Bedrijf R. heeft in de overeenkomst voor de waarborgsom vastgelegd dat zij Partij B (mevrouw G.) toestemming heeft gegeven om een waarborgsom te storten voor de aankoop van een specifiek appartement met de naam V103, met een oppervlakte van 216 vierkante meter en een overdrachtswaarde die in strijd is met de wettelijke bepalingen inzake appartementsoverdracht.
Bovendien heeft R. Company gedurende de gehele rechtszaak niet aangetoond dat zij recht had op toestemming van de investeerder om makelaardijadvies te verlenen en deposito's te ontvangen voor bovengenoemd project bij klanten. Het verzoek van eiser om een rechtszaak aan te spannen is derhalve volledig gegrond en in overeenstemming met de wettelijke bepalingen.
Mevrouw G. deed een aanbetaling bij Bedrijf R., maar Bedrijf S. bleef het recht op registratie voor de aankoop van bovengenoemd onroerend goed overdragen. Voor hetzelfde onroerend goed namen dus twee bedrijven de verantwoordelijkheid voor mevrouw G. over.
Het procespanel stelde het volgende vast: De overdrachtswaarde die mevrouw G. met bedrijf R. overeenkwam, was de totale waarde van het onroerend goed en bedroeg 24,2 miljard VND.
Vervolgens registreerde Bedrijf S. een storting van 24,2 miljard VND, wat in strijd is met de wet, omdat dit niet kan worden beschouwd als een geldbedrag om de uitvoering van het contract te garanderen, maar als de volledige waarde van het contract. Het contract kan pas worden uitgevoerd wanneer de overdracht van het onroerend goed kan plaatsvinden.

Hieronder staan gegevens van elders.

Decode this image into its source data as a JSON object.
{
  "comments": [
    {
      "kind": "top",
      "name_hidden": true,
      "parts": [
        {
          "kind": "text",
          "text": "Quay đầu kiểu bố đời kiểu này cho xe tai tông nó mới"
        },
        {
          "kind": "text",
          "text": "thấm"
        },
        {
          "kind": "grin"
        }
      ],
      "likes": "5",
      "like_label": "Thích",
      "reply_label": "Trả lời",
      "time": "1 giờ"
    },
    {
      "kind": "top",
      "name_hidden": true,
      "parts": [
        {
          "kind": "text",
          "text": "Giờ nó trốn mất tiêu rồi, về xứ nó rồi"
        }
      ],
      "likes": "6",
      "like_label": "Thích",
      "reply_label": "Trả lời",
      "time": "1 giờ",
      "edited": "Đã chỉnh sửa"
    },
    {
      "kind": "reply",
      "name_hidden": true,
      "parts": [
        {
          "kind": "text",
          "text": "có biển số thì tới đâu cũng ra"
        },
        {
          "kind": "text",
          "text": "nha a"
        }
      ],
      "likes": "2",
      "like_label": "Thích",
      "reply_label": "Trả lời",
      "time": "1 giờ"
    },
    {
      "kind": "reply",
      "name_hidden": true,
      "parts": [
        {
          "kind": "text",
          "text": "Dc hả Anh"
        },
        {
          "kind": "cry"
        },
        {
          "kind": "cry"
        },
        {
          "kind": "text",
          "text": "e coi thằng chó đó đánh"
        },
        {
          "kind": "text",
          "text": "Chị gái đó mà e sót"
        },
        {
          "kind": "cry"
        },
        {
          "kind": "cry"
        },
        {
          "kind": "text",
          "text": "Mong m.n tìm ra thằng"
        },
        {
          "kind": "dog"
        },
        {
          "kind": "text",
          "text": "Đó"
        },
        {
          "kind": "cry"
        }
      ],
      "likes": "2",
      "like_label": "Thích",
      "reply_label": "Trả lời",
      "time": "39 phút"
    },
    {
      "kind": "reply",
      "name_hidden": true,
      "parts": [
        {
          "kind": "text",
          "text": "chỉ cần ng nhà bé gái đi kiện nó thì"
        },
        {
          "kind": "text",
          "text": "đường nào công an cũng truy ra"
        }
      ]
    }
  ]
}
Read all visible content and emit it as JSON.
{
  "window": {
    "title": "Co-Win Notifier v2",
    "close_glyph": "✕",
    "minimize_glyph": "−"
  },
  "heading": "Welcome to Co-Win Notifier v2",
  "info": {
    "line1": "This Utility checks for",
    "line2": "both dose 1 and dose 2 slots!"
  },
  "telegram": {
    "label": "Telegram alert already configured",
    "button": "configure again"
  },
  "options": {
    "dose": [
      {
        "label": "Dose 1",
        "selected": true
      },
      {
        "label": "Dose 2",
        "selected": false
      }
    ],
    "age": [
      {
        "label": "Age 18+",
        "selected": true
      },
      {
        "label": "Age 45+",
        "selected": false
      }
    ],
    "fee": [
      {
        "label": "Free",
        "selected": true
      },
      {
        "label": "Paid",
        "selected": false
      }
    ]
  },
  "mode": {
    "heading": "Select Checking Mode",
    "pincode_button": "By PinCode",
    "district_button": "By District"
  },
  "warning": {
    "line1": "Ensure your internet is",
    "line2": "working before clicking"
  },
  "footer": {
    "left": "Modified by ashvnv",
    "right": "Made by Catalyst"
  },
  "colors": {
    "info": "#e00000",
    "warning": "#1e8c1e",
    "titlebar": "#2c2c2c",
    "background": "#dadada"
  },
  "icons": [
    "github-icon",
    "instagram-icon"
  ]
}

Tegelijkertijd heeft Bedrijf S. niet de bevoegdheid om het contract voor de overdracht of verkoop van activa voor bovengenoemd project te ondertekenen, omdat het niet de investeerder is. Het feit dat Bedrijf S. opstaat om het geld in ontvangst te nemen en de transactie met mevrouw G. te onderhandelen, is volledig in strijd met de wet.
"Daarom moeten deze overeenkomsten volledig ongeldig worden verklaard en is de rechtszaak van de eiser volledig legitiem", benadrukte het panel van rechters.
Kredietovereenkomst geannuleerd en 2 bedrijven moeten eiser betalen
Op grond van bovenstaande ontwikkelingen en beoordelingen heeft de jury het overdrachtsdocument van overeenkomst V103 tussen mevrouw G. en de heer Th. volledig ongeldig verklaard; de overeenkomst V103 getekend tussen de heer Th. en Bedrijf S. volledig ongeldig verklaard; en de depositoovereenkomst getekend tussen mevrouw G. en Bedrijf R. volledig ongeldig verklaard.
Uit deze ongeldige transacties veroordeelde de rechtbank Bedrijf R. om mevrouw G. 500 miljoen te betalen, met een rente van 118 miljoen.
Bedrijf S. moet mevrouw G. de hoofdsom van 1,9 miljard terugbetalen met 448 miljoen rente.
Omdat bovenstaande contracten ongeldig waren, was ook het kredietcontract dat mevrouw G. met de bank had gesloten, ongeldig. Ten tijde van de rechtszaak had Bedrijf S. echter het volledige bedrag terugbetaald dat mevrouw G. bij de bank had geleend, dus er was geen reden om de gevolgen te dragen.